Hack The Box
Principal
Summary
Principal is a Medium Linux machine whose web app uses pac4j-jwt 6.0.3,
vulnerable to an authentication bypass (CVE-2026-29000): the server decrypts the
JWE but fails to validate the inner JWT signature, so an alg:none token can be
forged with any role. Admin access leaks a deployment password, reused over SSH
(password spray) as svc-deploy. A misconfigured SSH CA (no
AuthorizedPrincipalsFile) lets any CA-signed certificate authenticate as
root.
Machine Information
| Name | Difficulty | OS | Platform |
|---|---|---|---|
| Principal | Medium | Linux | Hack The Box |
Attack Path
- Nmap reveals SSH and a web application on port 8080.

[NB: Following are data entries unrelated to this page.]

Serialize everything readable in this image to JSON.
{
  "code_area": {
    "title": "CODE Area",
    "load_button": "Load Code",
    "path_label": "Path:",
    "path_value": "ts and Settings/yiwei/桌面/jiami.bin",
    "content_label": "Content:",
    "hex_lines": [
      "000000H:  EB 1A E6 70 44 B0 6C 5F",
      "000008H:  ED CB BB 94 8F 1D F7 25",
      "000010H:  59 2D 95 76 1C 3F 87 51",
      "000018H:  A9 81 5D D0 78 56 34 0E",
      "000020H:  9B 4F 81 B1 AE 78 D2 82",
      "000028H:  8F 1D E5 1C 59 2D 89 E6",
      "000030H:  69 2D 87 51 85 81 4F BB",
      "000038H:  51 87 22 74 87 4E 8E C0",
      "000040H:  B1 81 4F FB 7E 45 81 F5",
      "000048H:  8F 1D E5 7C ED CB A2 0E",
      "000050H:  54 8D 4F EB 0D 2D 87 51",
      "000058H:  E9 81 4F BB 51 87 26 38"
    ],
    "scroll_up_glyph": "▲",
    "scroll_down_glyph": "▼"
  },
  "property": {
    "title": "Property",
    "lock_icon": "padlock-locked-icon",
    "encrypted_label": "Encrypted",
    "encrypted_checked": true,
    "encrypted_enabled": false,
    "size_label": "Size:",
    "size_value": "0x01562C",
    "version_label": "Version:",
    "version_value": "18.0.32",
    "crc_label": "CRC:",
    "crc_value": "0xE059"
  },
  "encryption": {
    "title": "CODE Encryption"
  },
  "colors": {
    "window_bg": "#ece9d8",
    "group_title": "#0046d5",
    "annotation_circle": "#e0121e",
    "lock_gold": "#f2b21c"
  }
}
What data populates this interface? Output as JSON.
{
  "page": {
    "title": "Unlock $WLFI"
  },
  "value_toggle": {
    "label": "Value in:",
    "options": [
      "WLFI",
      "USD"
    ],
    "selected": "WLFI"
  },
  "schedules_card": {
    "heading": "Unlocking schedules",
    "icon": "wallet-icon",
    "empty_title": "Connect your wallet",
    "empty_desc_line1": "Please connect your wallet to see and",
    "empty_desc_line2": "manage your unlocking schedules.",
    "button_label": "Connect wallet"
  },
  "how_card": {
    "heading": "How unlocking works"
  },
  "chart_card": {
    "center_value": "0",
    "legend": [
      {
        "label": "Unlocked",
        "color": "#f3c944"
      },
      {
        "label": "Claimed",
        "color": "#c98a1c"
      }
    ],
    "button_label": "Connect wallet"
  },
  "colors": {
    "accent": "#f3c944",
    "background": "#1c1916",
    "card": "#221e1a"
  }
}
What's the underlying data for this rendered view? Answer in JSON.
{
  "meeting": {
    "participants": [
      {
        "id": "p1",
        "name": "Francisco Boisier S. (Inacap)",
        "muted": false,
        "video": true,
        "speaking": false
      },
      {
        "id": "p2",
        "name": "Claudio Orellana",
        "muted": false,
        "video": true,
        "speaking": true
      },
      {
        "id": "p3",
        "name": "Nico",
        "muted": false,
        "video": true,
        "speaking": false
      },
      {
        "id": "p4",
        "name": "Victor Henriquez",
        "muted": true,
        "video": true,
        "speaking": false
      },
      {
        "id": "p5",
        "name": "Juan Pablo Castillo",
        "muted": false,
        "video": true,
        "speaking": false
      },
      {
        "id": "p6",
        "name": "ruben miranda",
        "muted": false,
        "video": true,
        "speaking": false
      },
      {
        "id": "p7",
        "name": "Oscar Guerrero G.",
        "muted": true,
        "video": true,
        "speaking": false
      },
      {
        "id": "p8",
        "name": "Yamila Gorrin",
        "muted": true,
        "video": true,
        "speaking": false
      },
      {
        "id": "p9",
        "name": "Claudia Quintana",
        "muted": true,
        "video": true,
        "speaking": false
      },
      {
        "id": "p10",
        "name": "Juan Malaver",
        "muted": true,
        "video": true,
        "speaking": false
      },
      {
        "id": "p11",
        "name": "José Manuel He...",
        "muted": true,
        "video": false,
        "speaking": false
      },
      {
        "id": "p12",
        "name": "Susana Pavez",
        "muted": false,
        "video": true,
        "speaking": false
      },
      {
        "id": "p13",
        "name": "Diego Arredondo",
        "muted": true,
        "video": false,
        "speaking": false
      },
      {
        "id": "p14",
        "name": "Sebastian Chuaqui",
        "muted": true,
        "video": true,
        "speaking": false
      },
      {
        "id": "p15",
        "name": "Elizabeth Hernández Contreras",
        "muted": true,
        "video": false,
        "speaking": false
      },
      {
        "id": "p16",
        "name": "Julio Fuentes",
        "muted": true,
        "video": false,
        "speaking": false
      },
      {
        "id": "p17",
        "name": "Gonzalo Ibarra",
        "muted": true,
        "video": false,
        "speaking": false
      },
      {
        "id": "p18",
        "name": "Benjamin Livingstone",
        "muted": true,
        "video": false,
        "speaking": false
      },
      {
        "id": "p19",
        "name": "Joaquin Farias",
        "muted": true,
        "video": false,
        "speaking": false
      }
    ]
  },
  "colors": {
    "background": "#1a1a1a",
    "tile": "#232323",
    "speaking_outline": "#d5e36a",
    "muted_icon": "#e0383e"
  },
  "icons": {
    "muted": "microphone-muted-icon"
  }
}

- The app is identified as pac4j-jwt.
- An auth bypass is exploited (CVE-2026-29000).
- An admin token is forged.
- Credentials are extracted from the dashboard.
- SSH access via password spray as
svc-deploy. - A misconfigured SSH CA is abused.
- A forged certificate grants root.
Reconnaissance
Initial enumeration was performed with Nmap.
nmap -sC -sV -T4 10.129.244.220
| Port | Service | Notes |
|---|---|---|
| 22 | SSH | OpenSSH 9.6p1 |
| 8080 | HTTP | Jetty — uses pac4j-jwt 6.0.3 |
Web Enumeration
The application at http://10.129.244.220:8080 presented a login panel. Default
credentials failed, and the login request hit /api/auth/login.
Analyzing /static/js/app.js revealed the JWT scheme (JWE encryption + JWS
signature) and several endpoints:
/api/auth/login
/api/auth/jwks
/api/dashboard
/api/users
/api/settings
The /api/auth/jwks endpoint exposed the RSA public key used to encrypt the
JWT.
curl http://10.129.244.220:8080/api/auth/jwks | jq
Exploitation — pac4j-jwt Auth Bypass (CVE-2026-29000)
The flaw: the server decrypts the JWE correctly but does not validate the inner
JWT signature. A token with alg:none has no signature, and the check is
skipped — allowing a forged token with an arbitrary role.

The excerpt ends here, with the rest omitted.